On her way upstairs, pondering this disquieting confirmation of her half-hearted candidature for the estate of dignified ladyhood, she saw that the first floor rooms were open and the luggage disappeared from the landing. Passing the door of the front room she caught a glimpse of a young woman, her head pillowed on arms outstretched upon a small bare table, talking and sobbing in a strangled cockney voice. The light from the large window fell bright amongst the coiled masses of her brown hair, shone through their upper fluffiness, making a nimbus. She was young and slight; an air of refinement in the set of her black dress. Come to live here. Seeking now, of course, stranded alone in two rooms of this dingy aged house, her old self, life as she had known it before she was isolated with him. The absent him she was so fully revealing.

This was marriage, thought Miriam, going on up the stairs, a bright young couple welcomed by Sheffield for being so nice and respectable. Tragedy; the beginnings before its dry-eyed acceptance, of womanly tragedy, the loss of self in the procession of unfamiliar unwanted things. In the company of a partner already reimmersed in his own familiar life.

There was weakness in such public careless abandonment. And subject for the mirth of cynics. But strength, too, strength of which cynics, comfortable well-fed people in armchairs, had no inkling. The strength was broken for a moment against the walls of a man’s massive unconsciousness. Upon that the woman would be avenged; breaking fiercely through in her search for something in the world about her to respond to her known self with its all-embracing radiance. That strange indestructible radiance, discoverable in all women, even in those who professed the utmost callousness....

3

How bright, how unfairly upon a gay and sunlit peak seemed the lives on the top floor compared to those being lived below! How mean it seemed to be going eagerly up to talk to Miss Holland, with an evening ahead full of varied enchantments. Miss Holland to come back to when it was over; for more talk.

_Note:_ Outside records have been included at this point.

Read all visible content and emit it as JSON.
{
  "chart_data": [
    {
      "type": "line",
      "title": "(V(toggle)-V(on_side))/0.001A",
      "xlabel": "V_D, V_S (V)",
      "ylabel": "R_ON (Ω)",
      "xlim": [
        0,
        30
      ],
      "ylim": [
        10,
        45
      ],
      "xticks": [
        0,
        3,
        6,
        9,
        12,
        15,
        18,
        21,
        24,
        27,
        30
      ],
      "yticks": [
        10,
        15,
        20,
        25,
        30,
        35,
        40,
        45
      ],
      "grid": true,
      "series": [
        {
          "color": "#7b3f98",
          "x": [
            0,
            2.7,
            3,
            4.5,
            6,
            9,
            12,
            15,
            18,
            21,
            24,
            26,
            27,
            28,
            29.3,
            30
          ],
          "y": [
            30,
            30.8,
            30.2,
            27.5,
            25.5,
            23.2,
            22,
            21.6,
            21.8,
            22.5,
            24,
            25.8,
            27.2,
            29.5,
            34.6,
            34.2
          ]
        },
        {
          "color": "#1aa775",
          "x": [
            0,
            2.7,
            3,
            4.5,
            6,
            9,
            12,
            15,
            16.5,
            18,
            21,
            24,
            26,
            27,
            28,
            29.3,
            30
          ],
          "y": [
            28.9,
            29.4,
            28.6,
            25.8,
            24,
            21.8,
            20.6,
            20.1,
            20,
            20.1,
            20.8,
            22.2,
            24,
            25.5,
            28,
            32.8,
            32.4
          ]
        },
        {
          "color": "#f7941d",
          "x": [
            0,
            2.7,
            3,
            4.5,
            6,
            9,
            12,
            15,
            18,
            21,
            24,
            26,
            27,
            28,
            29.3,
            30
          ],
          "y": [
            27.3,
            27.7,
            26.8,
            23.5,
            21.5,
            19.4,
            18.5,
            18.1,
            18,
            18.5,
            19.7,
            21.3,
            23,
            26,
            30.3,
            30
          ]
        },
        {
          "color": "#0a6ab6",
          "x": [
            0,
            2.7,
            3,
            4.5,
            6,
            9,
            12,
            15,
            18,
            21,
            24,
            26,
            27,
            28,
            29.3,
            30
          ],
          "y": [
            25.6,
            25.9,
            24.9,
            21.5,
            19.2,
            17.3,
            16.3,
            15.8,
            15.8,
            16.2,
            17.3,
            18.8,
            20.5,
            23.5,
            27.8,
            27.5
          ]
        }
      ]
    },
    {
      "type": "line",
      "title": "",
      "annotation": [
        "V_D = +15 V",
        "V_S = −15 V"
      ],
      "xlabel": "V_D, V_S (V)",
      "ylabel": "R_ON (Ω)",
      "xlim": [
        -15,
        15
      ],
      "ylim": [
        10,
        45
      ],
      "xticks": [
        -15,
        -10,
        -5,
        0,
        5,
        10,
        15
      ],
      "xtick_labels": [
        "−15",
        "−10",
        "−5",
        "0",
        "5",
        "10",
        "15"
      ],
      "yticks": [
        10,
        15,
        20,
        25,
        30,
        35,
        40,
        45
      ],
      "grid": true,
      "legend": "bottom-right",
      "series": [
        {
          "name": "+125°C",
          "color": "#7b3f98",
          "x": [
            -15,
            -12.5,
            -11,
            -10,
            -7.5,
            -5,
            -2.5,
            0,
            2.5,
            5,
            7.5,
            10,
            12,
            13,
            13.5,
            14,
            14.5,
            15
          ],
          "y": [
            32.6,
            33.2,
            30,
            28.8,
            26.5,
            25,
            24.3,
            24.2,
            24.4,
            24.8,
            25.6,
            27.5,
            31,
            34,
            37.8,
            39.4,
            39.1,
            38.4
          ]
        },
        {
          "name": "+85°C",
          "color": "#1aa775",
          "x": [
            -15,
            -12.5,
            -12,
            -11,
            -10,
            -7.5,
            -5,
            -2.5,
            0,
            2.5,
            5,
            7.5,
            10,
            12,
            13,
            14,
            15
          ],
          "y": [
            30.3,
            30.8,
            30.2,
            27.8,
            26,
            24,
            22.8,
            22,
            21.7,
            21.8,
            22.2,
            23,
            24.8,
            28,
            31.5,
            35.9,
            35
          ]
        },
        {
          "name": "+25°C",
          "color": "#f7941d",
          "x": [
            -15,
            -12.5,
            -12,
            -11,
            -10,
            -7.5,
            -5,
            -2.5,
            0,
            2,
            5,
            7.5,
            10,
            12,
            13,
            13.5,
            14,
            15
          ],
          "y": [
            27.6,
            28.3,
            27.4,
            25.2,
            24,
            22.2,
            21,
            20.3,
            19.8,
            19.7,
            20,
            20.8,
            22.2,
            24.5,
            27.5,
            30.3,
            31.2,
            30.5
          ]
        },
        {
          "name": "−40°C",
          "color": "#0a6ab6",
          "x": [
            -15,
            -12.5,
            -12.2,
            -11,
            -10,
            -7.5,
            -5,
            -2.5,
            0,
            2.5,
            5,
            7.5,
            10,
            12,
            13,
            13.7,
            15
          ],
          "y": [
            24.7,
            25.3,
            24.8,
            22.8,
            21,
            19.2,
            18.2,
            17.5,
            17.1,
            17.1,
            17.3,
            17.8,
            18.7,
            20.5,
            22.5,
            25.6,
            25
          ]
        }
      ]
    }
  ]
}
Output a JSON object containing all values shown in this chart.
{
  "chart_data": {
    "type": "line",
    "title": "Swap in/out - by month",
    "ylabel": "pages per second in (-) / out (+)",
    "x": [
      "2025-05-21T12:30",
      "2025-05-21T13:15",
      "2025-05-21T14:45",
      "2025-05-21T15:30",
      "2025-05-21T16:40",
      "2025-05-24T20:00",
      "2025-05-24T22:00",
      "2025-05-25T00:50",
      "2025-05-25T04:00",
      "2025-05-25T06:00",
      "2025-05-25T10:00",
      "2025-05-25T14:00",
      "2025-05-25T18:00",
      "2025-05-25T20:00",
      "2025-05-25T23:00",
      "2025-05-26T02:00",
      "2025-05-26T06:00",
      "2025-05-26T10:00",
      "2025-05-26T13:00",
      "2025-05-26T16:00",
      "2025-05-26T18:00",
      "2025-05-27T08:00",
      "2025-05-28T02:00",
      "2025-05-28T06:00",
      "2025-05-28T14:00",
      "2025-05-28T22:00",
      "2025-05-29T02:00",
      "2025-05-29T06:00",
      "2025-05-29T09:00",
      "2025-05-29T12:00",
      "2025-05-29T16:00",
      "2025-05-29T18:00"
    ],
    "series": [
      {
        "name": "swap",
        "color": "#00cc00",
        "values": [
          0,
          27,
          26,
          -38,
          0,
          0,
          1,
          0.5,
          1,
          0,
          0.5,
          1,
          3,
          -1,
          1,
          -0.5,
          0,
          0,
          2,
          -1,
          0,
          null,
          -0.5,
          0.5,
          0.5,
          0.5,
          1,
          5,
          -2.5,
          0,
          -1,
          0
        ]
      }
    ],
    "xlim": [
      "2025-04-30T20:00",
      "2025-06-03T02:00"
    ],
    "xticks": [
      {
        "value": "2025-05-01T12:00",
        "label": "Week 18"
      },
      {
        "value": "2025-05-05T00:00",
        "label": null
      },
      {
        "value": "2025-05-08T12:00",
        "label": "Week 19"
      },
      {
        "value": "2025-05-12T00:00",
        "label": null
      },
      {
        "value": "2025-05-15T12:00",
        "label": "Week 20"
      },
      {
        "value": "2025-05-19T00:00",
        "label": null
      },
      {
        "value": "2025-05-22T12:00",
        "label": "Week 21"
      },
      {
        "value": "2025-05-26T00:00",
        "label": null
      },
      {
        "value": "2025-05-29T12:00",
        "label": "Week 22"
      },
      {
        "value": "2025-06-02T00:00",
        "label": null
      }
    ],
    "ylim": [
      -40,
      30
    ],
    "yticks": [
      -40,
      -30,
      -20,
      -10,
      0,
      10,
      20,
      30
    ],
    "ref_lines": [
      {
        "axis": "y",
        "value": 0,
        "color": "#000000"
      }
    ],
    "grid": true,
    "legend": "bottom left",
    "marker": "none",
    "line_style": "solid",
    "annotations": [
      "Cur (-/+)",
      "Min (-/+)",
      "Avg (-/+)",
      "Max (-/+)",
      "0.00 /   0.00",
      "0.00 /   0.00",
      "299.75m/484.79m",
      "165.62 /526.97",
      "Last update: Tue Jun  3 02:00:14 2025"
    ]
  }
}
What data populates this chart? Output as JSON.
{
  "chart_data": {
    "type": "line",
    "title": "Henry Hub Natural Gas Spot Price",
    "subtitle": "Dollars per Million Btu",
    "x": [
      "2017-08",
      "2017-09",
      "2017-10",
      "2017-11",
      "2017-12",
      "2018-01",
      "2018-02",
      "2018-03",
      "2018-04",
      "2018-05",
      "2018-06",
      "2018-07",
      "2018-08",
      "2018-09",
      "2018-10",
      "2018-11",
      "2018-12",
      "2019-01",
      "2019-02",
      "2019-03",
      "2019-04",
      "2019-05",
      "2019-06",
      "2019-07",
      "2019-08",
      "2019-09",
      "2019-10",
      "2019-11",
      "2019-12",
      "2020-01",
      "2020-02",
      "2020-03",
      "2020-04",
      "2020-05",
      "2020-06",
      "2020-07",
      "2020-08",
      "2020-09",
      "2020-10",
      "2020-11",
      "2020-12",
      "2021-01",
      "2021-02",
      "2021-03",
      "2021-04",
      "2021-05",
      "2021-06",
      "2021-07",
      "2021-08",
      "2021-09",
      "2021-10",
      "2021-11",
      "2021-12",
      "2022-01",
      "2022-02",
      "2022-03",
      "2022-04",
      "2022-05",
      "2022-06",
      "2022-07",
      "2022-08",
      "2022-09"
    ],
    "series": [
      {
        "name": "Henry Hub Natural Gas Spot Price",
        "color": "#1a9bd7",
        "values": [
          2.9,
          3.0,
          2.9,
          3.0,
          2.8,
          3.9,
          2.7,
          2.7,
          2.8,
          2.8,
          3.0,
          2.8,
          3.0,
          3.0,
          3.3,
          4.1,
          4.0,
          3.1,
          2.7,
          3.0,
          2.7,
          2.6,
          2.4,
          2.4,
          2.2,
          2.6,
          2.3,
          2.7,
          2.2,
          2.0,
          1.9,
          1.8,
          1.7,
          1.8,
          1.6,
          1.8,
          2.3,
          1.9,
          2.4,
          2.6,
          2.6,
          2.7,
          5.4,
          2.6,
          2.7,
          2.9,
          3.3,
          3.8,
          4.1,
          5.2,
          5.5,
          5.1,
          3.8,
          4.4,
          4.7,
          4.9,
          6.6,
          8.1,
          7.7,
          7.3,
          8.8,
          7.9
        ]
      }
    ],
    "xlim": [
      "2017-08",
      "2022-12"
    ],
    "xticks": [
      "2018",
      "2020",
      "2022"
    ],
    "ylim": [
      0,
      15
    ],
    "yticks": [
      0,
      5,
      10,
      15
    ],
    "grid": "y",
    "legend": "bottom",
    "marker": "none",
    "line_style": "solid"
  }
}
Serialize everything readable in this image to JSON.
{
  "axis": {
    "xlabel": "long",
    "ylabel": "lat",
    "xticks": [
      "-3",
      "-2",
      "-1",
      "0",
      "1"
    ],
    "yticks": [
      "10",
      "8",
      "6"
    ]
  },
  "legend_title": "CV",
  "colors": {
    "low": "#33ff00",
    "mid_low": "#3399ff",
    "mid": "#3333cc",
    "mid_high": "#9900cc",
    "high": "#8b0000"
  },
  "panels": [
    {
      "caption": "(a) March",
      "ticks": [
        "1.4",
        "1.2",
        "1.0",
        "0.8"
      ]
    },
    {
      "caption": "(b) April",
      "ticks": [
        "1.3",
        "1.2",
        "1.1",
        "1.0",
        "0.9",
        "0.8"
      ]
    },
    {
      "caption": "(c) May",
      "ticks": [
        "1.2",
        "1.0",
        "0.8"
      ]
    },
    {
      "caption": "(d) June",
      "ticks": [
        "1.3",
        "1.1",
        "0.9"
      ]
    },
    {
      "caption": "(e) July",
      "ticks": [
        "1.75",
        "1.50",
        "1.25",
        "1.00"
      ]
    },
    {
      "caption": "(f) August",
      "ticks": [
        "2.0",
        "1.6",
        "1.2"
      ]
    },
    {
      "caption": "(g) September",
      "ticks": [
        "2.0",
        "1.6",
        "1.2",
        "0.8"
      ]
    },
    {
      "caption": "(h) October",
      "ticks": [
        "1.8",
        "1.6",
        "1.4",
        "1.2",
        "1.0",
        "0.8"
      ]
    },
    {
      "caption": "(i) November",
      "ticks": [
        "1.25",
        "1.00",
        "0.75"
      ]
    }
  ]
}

The door of her room stood open, twilight within. Miss Holland was at home. In the sitting-room. There would be lamplight, heralding the brighter radiances ahead.

The sitting-room was almost dark. The light of a guttering candle set on a chair struck dimly upwards over Miss Holland in her flannel dressing-gown; mending an ancient skirt. Her hair in wisps round a face harshly lit from below, and heavy with shadows. The reek of spilt paraffin came from the small stove in the fireplace. It was only an instant’s vision, rapidly erased by Miss Holland’s surprised greeting and eager rearrangements. But the picture of her intense private concentration on gloomy economies had added itself to the scene downstairs.

While Miss Holland cleared away, Miriam retreated to her bedroom and set Perrance’s gift down in several places in turn. Everywhere it refused to harmonise. The delicate elegant finger suggested a life moving in refined paths towards extinction; an effigy of that conscious refinement that speaks more clearly than anything else of the ugliness of dissolution. In this room so warm with life there was no place for a hint from the tomb.

“Ah, mon enfant, tout cela pourrira.”

“Oui, mon père, mais ce n’est pas encore pourri.”